Tippy ’02 sent to drug classes

In a case publicized everywhere from local radio to “The Tonight Show” with Jay Leno, senior Brian Tippy — arrested after he allegedly asked Yale police to test the purity of the drugs he had purchased — reached an agreement Friday with state prosecutors that allows him to complete drug education classes and eventually to have the arrest removed from his permanent record.

In court, Judge Joan Alexander accepted the agreement and set Tippy’s next hearing date for Aug. 26. If he attends all of the required sessions of the drug education program by then, the charges will be dropped.

“It’s not ‘guilty,’ and it’s not ‘not guilty,’” Tippy said.

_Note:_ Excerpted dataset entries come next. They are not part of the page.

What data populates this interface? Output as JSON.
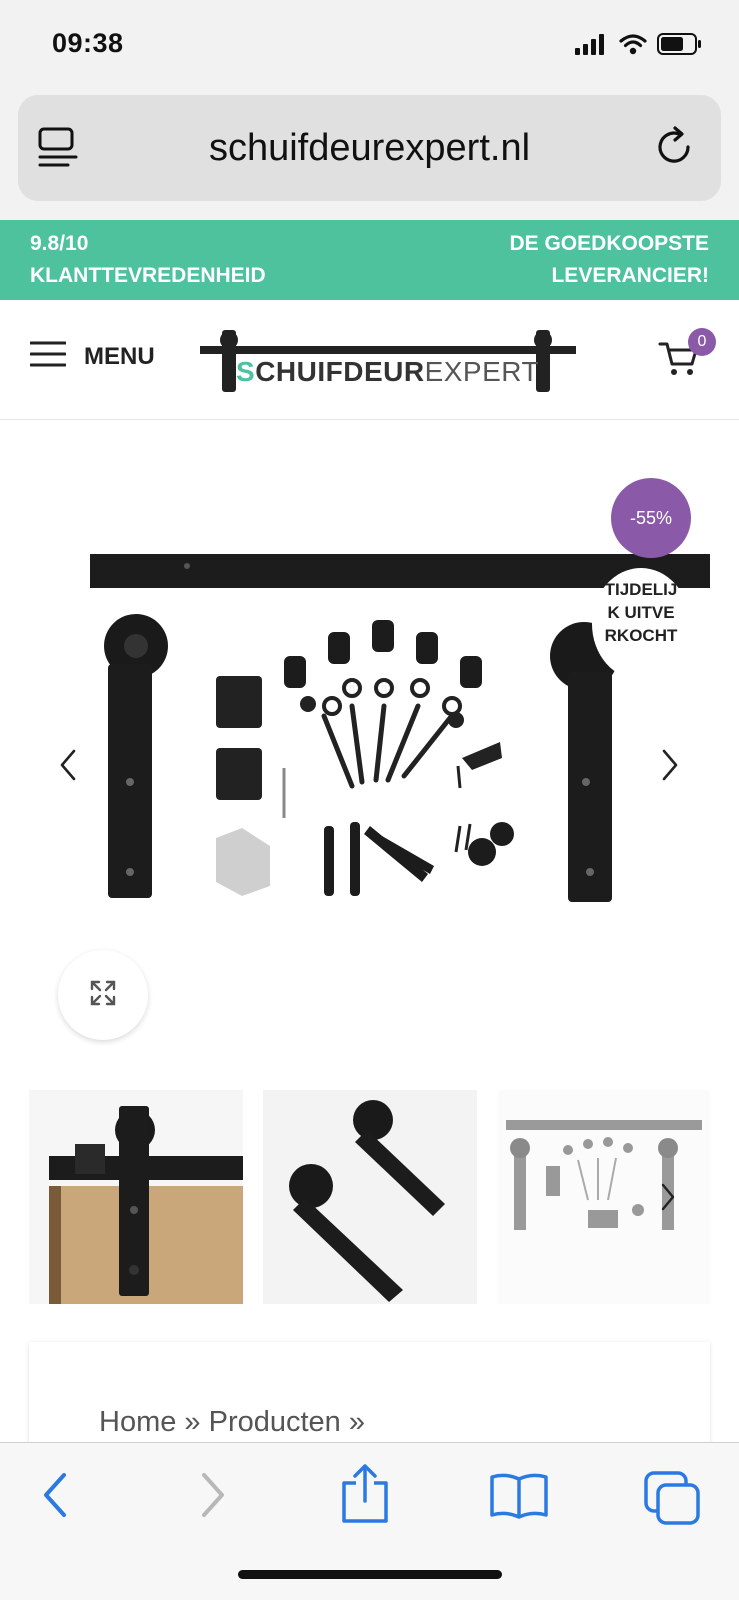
{
  "status_bar": {
    "time": "09:38",
    "icons": [
      "signal-icon",
      "wifi-icon",
      "battery-icon"
    ]
  },
  "browser": {
    "url": "schuifdeurexpert.nl"
  },
  "banner": {
    "left_line1": "9.8/10",
    "left_line2": "KLANTTEVREDENHEID",
    "right_line1": "DE GOEDKOOPSTE",
    "right_line2": "LEVERANCIER!",
    "color": "#4dc29c"
  },
  "header": {
    "menu_label": "MENU",
    "logo": {
      "part_s": "S",
      "part_bold": "CHUIFDEUR",
      "part_light": "EXPERT"
    },
    "cart_count": "0",
    "badge_color": "#8a5aa8"
  },
  "product": {
    "sale_badge": "-55%",
    "stock_badge": "TIJDELIJK UITVERKOCHT",
    "thumbnails": [
      "thumbnail-door-rail",
      "thumbnail-rollers",
      "thumbnail-kit"
    ]
  },
  "breadcrumb": {
    "text": "Home » Producten »"
  },
  "toolbar": {
    "icons": [
      "back-icon",
      "forward-icon",
      "share-icon",
      "bookmarks-icon",
      "tabs-icon"
    ],
    "accent": "#2a7ae2"
  }
}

“It’s basically equivalent to a dismissal,” Tippy’s lawyer, William F. Dow III, said.

Tippy was arrested at 5 a.m. on Jan. 17 after he allegedly brought a small bag containing white powder to the Yale Police substation at Phelps Gate.

“He said that he had just purchased what he thought were drugs and wanted to test their purity,” Yale Police Lt. Michael Patten said.

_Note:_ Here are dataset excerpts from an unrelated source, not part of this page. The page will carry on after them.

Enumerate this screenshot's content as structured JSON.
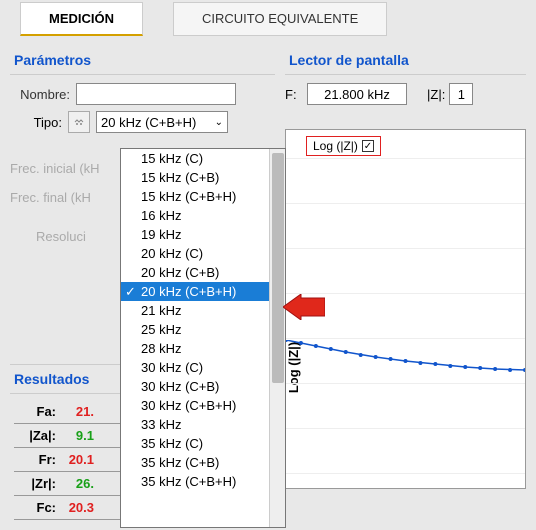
{
  "tabs": {
    "measurement": "MEDICIÓN",
    "circuit": "CIRCUITO EQUIVALENTE"
  },
  "params": {
    "title": "Parámetros",
    "name_label": "Nombre:",
    "name_value": "",
    "type_label": "Tipo:",
    "type_selected": "20 kHz (C+B+H)",
    "freq_initial_label": "Frec. inicial (kH",
    "freq_final_label": "Frec. final (kH",
    "resolution_label": "Resoluci"
  },
  "dropdown": {
    "options": [
      "15 kHz (C)",
      "15 kHz (C+B)",
      "15 kHz (C+B+H)",
      "16 kHz",
      "19 kHz",
      "20 kHz (C)",
      "20 kHz (C+B)",
      "20 kHz (C+B+H)",
      "21 kHz",
      "25 kHz",
      "28 kHz",
      "30 kHz (C)",
      "30 kHz (C+B)",
      "30 kHz (C+B+H)",
      "33 kHz",
      "35 kHz (C)",
      "35 kHz (C+B)",
      "35 kHz (C+B+H)"
    ],
    "selected_index": 7
  },
  "results": {
    "title": "Resultados",
    "rows": [
      {
        "label": "Fa:",
        "value": "21.",
        "color": "red"
      },
      {
        "label": "|Za|:",
        "value": "9.1",
        "color": "green"
      },
      {
        "label": "Fr:",
        "value": "20.1",
        "color": "red"
      },
      {
        "label": "|Zr|:",
        "value": "26.",
        "color": "green"
      },
      {
        "label": "Fc:",
        "value": "20.3",
        "color": "red"
      }
    ]
  },
  "screen": {
    "title": "Lector de pantalla",
    "f_label": "F:",
    "f_value": "21.800 kHz",
    "z_label": "|Z|:",
    "z_value": "1"
  },
  "plot": {
    "legend_label": "Log (|Z|)",
    "legend_checked": true,
    "y_axis_label": "Log (|Z|)"
  }
}
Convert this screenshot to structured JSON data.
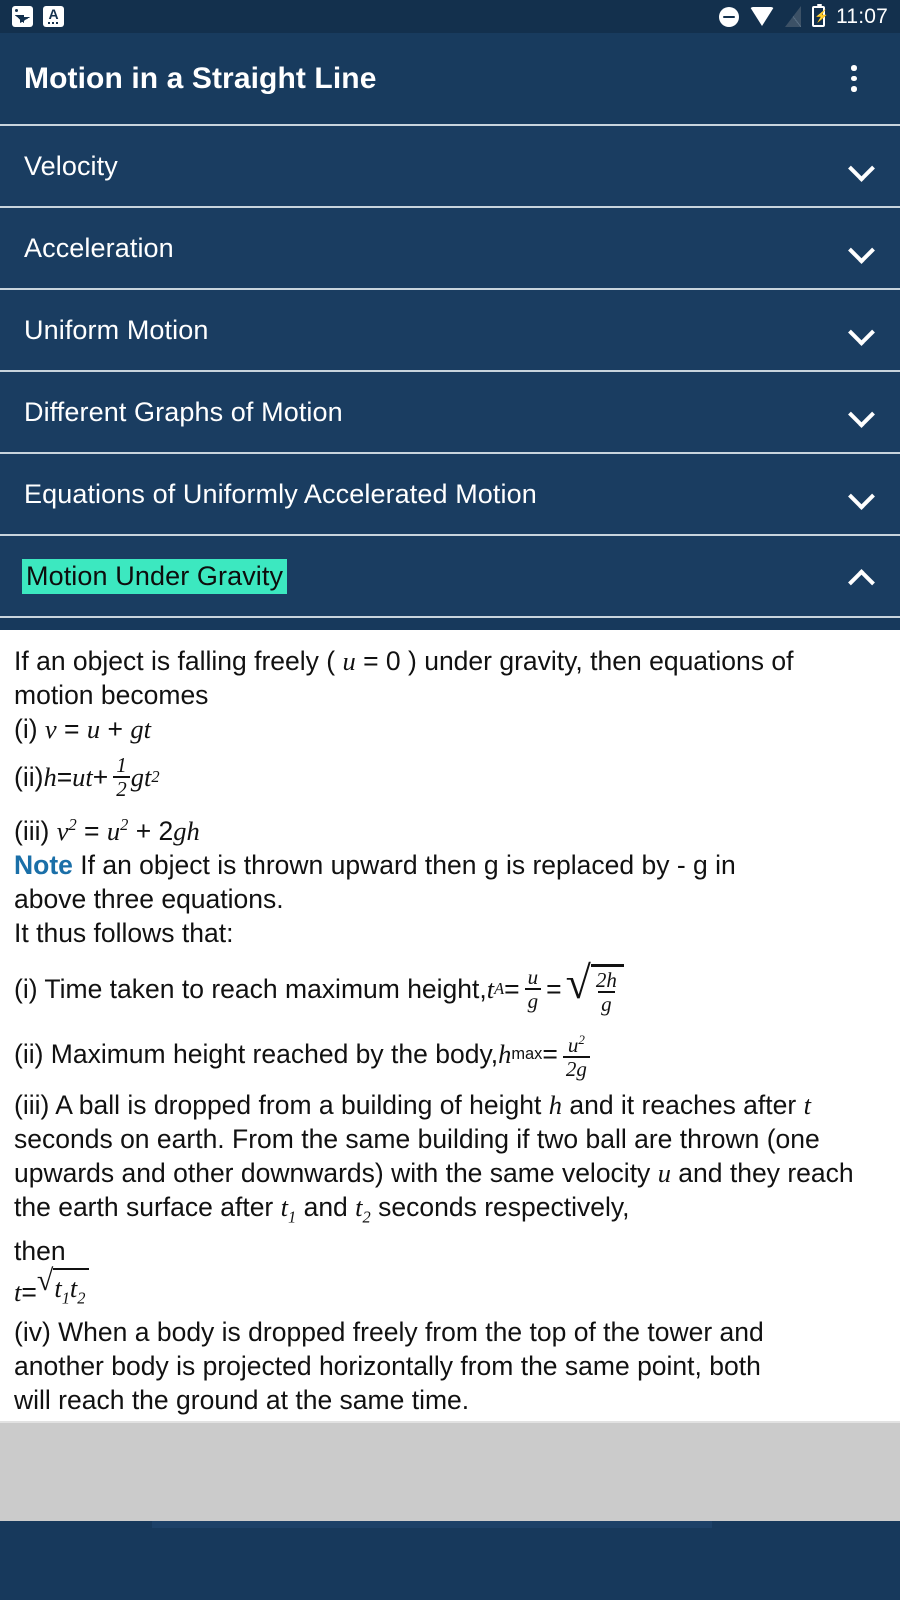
{
  "status_bar": {
    "notifications": [
      {
        "icon": "photo-notification-icon"
      },
      {
        "icon": "translate-notification-icon",
        "glyph": "A"
      }
    ],
    "indicators": [
      {
        "icon": "do-not-disturb-icon"
      },
      {
        "icon": "wifi-icon"
      },
      {
        "icon": "mobile-signal-off-icon"
      },
      {
        "icon": "battery-charging-icon"
      }
    ],
    "time": "11:07"
  },
  "app_bar": {
    "title": "Motion in a Straight Line",
    "overflow_icon": "more-vert-icon"
  },
  "accordion": {
    "items": [
      {
        "label": "Velocity",
        "expanded": false,
        "chevron": "chevron-down-icon"
      },
      {
        "label": "Acceleration",
        "expanded": false,
        "chevron": "chevron-down-icon"
      },
      {
        "label": "Uniform Motion",
        "expanded": false,
        "chevron": "chevron-down-icon"
      },
      {
        "label": "Different Graphs of Motion",
        "expanded": false,
        "chevron": "chevron-down-icon"
      },
      {
        "label": "Equations of Uniformly Accelerated Motion",
        "expanded": false,
        "chevron": "chevron-down-icon"
      },
      {
        "label": "Motion Under Gravity",
        "expanded": true,
        "chevron": "chevron-up-icon",
        "highlight_color": "#3ce8c0"
      }
    ]
  },
  "content": {
    "intro_a": "If an object is falling freely ( ",
    "intro_u": "u",
    "intro_b": " = 0 ) under gravity, then equations of",
    "intro_c": "motion becomes",
    "eq1_label": "(i) ",
    "eq1_v": "v",
    "eq1_eq": " = ",
    "eq1_u": "u",
    "eq1_plus": " + ",
    "eq1_gt": "gt",
    "eq2_label": "(ii) ",
    "eq2_h": "h",
    "eq2_eq": " = ",
    "eq2_ut": "ut",
    "eq2_plus": " + ",
    "eq2_num": "1",
    "eq2_den": "2",
    "eq2_g": "g",
    "eq2_t": "t",
    "eq2_sup": "2",
    "eq3_label": "(iii) ",
    "eq3_v": "v",
    "eq3_vsup": "2",
    "eq3_eq": " = ",
    "eq3_u": "u",
    "eq3_usup": "2",
    "eq3_plus": " + 2",
    "eq3_gh": "gh",
    "note_word": "Note",
    "note_text": " If an object is thrown upward then g is replaced by - g in",
    "note_text2": "above three equations.",
    "follows": "It thus follows that:",
    "t1_label": "(i) Time taken to reach maximum height, ",
    "t1_t": "t",
    "t1_sub": "A",
    "t1_eq1": " = ",
    "t1_num": "u",
    "t1_den": "g",
    "t1_eq2": " = ",
    "t1_rnum": "2h",
    "t1_rden": "g",
    "t2_label": "(ii) Maximum height reached by the body, ",
    "t2_h": "h",
    "t2_sub": "max",
    "t2_eq": " = ",
    "t2_num": "u",
    "t2_numsup": "2",
    "t2_den": "2g",
    "p3_a": "(iii) A ball is dropped from a building of height ",
    "p3_h": "h",
    "p3_b": " and it reaches after",
    "p3_t": "t",
    "p3_c": " seconds on earth. From the same building if two ball are thrown",
    "p3_d": "(one upwards and other downwards) with the same velocity ",
    "p3_u": "u",
    "p3_e": " and",
    "p3_f": "they reach the earth surface after ",
    "p3_t1": "t",
    "p3_t1sub": "1",
    "p3_and": " and ",
    "p3_t2": "t",
    "p3_t2sub": "2",
    "p3_g": " seconds respectively,",
    "p3_then": "then",
    "eqt_t": "t",
    "eqt_eq": " = ",
    "eqt_r1": "t",
    "eqt_r1sub": "1",
    "eqt_r2": "t",
    "eqt_r2sub": "2",
    "p4_a": "(iv) When a body is dropped freely from the top of the tower and",
    "p4_b": "another body is projected horizontally from the same point, both",
    "p4_c": "will reach the ground at the same time."
  },
  "bottom": {
    "ad_placeholder": "",
    "nav_bar": ""
  },
  "theme": {
    "app_bar_bg": "#183b5e",
    "list_bg": "#1a3d61",
    "status_bar_bg": "#13304d",
    "divider": "#c8d4dd",
    "highlight": "#3ce8c0",
    "note_blue": "#1a6fa8",
    "ad_bg": "#cbcbcb",
    "nav_bg": "#17395c"
  }
}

Police administered a field test to the substance and discovered that it tested positive for narcotics. Tippy was charged with drug possession and arrested at the scene.

The case even reached the national spotlight when Jay Leno used it as part of his monologue last Thursday night.

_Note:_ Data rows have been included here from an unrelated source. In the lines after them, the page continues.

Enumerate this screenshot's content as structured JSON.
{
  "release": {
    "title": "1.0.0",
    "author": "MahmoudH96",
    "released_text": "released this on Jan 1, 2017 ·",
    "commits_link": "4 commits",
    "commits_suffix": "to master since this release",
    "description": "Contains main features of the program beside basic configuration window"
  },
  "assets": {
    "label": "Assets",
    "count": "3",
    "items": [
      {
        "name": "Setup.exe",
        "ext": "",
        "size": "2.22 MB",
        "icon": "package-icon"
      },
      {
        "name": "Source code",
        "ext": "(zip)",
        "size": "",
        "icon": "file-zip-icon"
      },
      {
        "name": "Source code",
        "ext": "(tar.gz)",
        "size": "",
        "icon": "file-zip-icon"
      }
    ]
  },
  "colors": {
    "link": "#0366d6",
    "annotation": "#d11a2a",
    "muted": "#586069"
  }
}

“He takes this to the police, the police test it, determine it is heroin and they arrest him,” Leno said — without explicitly naming Tippy. “Here’s the scary part: This guy goes to Yale University. How dumb are the kids at DeVry?”

But Tippy has maintained that his case is more complex than mere drug possession. He said that as he was walking home to campus on Jan. 17, someone approached him and offered him drugs.

“Of course I would never ask for drugs, and I never will,” Tippy said. “I just wanted to do something about it.”

Dow also emphasized that Tippy never meant for events to transpire as they did.

“He never had criminal intent. [He] was just trying to help law enforcement,” Dow said. “He was trying to rid the campus area of drug dealers, but in a terribly naive and foolish way. This time things just went awry.”